Una scrittura scorrevole, semplice ma che mi ha stupito, attraverso il doppio Pov sono riuscita a cogliere le sfumature dei nostri protagonisti e i loro pensieri. L’autrice è giovane e tutto l’amore che prova verso questo sport l’ha riversato in queste pagine e si nota, includendo termini e specificandone il significato. Mi ha riportato indietro nel tempo, alle prime cotte adolescenziali, le delusioni e i pensieri, facendomi riprovare quella sensazione. Non mancano i colpi di scena e il finale ne è la prova, sono molto curiosa di scoprire il secondo volume e vedere come concluderà questo viaggio tra i nostri protagonisti. Se volete uno sport romance diverso dai soliti, Fearless fa al caso vostro!
Io amo gli sport romance e non potevo farmi scappare questa storia. É la prima volta che leggo uno sport romance sull’equitazione e sono rimasta piacevolmente sorpresa.
Credo che questo libro rispecchi proprio il target dei protagonisti e questo é sicuramente un punto a suo favore.
Aisha ha 15 anni, é tenace e ha la risposta pronta, e considera il suo circolo come un posto felice. Luca ha 17 anni, é bello e arrogante e farebbe di tutto per non smettere mai di cavalcare, non vuole impegnarsi e vive la vita giorno per giorno. Si ritroveranno a dover lavorare insieme per un’improvvisa convivenza forzata dei due circoli. E sarà odio a prima vista.

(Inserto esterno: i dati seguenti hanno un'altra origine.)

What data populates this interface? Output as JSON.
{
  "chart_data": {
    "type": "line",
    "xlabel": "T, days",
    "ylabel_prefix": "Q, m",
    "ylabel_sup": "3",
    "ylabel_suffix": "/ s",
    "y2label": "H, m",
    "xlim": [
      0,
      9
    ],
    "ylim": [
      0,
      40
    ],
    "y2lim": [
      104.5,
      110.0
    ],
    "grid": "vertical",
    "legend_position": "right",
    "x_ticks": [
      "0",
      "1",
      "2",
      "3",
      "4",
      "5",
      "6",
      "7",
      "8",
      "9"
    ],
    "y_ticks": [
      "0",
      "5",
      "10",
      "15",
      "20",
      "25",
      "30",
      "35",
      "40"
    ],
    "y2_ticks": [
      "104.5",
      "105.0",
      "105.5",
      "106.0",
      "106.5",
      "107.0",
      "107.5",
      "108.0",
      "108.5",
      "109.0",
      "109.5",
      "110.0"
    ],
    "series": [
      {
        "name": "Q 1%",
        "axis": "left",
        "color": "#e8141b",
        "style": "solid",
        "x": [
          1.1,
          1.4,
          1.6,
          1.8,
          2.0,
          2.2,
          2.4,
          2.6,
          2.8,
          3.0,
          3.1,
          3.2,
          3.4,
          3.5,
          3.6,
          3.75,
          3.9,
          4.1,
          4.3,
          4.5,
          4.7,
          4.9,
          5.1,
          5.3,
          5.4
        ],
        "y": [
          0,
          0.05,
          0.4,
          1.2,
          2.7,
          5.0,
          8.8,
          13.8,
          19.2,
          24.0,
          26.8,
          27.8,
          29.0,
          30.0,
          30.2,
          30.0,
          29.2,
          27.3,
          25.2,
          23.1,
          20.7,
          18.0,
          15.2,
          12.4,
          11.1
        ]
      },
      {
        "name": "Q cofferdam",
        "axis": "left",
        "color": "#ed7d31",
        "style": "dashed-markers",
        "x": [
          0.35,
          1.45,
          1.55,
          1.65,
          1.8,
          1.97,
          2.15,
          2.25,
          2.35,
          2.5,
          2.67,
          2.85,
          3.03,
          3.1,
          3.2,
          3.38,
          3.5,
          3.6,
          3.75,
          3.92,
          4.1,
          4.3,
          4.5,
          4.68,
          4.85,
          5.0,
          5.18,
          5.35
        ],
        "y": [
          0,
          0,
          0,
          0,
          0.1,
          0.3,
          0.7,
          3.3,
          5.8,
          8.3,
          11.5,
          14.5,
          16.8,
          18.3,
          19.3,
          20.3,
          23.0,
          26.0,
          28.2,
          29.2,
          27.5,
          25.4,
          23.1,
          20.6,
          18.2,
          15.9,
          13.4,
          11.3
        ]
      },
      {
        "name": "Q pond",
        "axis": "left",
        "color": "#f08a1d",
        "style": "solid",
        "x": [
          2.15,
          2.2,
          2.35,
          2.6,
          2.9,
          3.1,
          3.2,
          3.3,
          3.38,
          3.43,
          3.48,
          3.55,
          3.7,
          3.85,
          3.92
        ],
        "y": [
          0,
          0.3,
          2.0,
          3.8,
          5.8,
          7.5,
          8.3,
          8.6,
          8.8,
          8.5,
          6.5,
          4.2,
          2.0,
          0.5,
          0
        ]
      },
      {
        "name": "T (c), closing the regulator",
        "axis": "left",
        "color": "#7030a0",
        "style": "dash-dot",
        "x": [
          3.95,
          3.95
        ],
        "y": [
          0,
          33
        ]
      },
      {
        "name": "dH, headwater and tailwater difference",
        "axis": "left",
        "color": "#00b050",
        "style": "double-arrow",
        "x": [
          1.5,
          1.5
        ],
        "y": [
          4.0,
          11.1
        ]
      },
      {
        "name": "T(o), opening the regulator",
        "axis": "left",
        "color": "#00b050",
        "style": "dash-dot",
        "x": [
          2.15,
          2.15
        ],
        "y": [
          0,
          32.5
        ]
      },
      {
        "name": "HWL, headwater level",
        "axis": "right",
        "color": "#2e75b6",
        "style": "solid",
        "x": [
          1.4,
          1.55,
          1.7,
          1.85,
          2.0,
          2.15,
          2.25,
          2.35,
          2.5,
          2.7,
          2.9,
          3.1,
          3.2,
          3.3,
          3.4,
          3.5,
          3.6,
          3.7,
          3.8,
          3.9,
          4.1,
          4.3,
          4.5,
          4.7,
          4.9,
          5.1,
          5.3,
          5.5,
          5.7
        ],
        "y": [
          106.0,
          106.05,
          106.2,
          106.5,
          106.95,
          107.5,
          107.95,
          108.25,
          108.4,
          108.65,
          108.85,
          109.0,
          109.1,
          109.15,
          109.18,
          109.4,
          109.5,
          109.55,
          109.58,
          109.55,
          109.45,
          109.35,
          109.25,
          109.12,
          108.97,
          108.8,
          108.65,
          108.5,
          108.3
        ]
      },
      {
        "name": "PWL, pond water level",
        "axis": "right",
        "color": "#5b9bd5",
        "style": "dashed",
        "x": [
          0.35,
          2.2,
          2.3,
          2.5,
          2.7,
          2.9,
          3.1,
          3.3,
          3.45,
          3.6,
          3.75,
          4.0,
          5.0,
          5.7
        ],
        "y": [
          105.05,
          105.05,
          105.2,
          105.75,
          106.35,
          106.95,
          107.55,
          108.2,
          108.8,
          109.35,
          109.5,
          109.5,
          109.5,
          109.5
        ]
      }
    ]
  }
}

Questa é una lettura scorrevole che riguarda i primi amori, le prime sensazioni, i primi smarrimenti, la paura di innamorarsi e legarsi a un’altra persona. Ma é anche una storia di rinascita e di crescita personale e familiare.
Mi é piaciuto l’inserimento di personaggi diversi tra loro e la loro inclusività.

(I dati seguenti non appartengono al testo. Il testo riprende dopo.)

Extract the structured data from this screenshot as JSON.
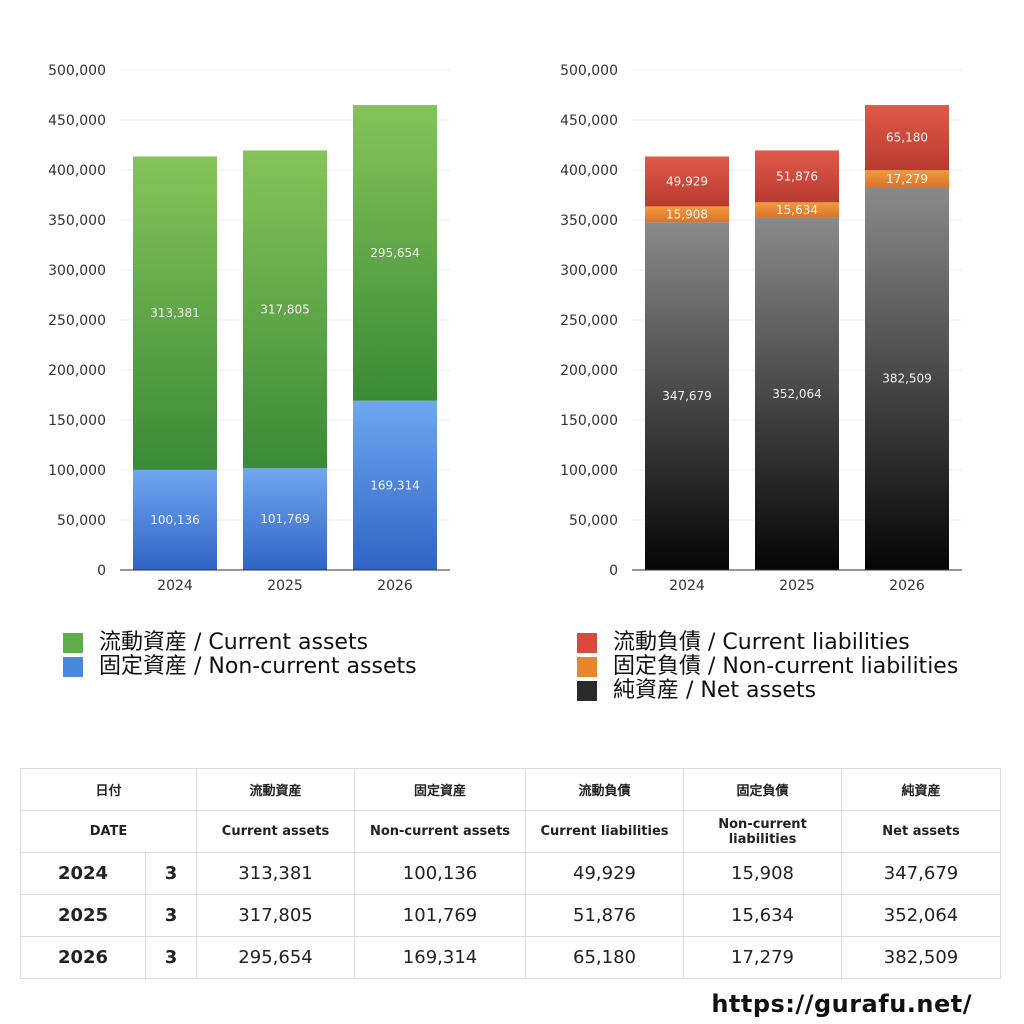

Non sono mancati dei colpi di scena, e non vedo l’ora di poter leggere il continuo di questa storia e di come potrebbe evolvere il legame tra Aisha e Luca.
Un libro carino e scorrevole, che mi ha fatto tornare con la mente ai tempi in cui frequentavo il maneggio e stavo tra i cavalli. Si vede chiaramente che è scritto da una giovane autrice e il target sono lettori adolescenti che vogliono riscoprire le prime avventure e i primi amori. È piacevole da leggere o ascoltare, senza pretese, e si finisce in fretta. Un libro leggero e dolce, perfetto per chi cerca una storia semplice e nostalgica.
Mi devo accontentare di quello che passa il convento in relazione agli sport romance con l'equitazione, e qui potevo tollerare tante cose visto che almeno traspariva l'amore per i cavalli, però avrei tollerato meglio il tutto se il love interest fosse stato meno insopportabile.